Premiered in February 2013, Emhlabeni (In this world) a sinfonia concertante for piano and orchestra by South African composer Bongani Ndodana-Breen, highlights the significance of African art music as a tool for understanding and appreciating the differences and similarities between diverse cultures and their music traditions. Situated in the long-established performance medium of Western art music (solo piano with traditional symphony orchestra), Emhlabeni also embraces thematic material derived from South Africa’s African choral tradition and compositional processes drawn from traditional African musicking. Here, African-styled interlocking figures, mbira patterning, pentatonic scales, uhadi chord progressions, and passages that treat the piano like an African mallet percussion instrument are interwoven with elements reminiscent of African jazz (especially Abdullah Ibrahim’s trademark tremolandi). Hence, Ndodana-Breen’s musical language is located largely in the African musical–cultural experience, although it is performed through a Western medium and formulated within the parameters of a Western genre: it represents the essence of African art music. Inspired by a popular African choral work, Bawo Thixo Somandla (‘Father God Almighty’), Ndodana-Breen chose a title that refers to a subsidiary theme in Bawo that contains the text ‘Emhlaben’ sibuthwel’ ubunzima’ (‘On this earth we bear many hardships’).

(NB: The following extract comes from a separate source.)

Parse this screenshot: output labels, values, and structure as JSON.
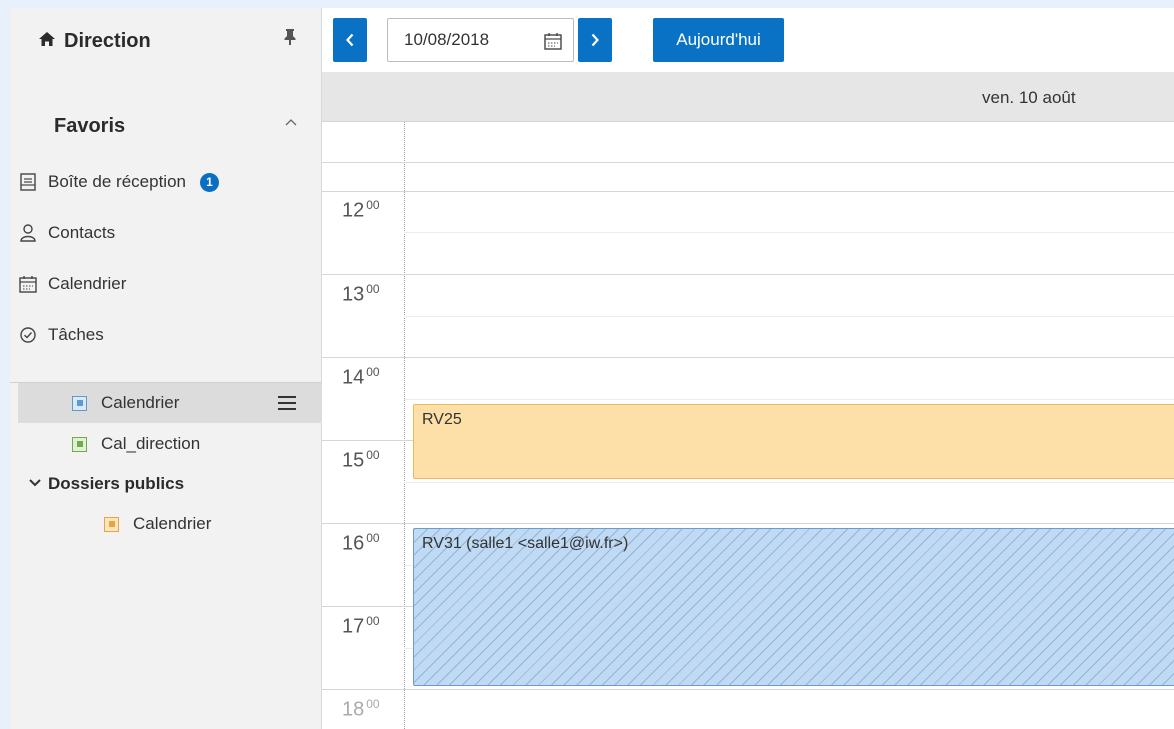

An inspiring composition for those oppressed during apartheid—especially those suffering under the yoke of the brutal Ciskei homeland government, who were mere puppets in the hands of the apartheid regime—Bawo speaks of hope rather than defeatism, although it also reflects on the heavy burdens carried by ordinary citizens. This article emphasizes the artistic dialogue that transpires as Ndodana-Breen appropriates African and Western influences; the article draws attention to Emhlabeni’s political and social significance, especially the irony of a once-‘inferior’ choral work standing alongside the dominant Western art music tradition, and it provides commentary on the value of African art-music practice in a multicultural society.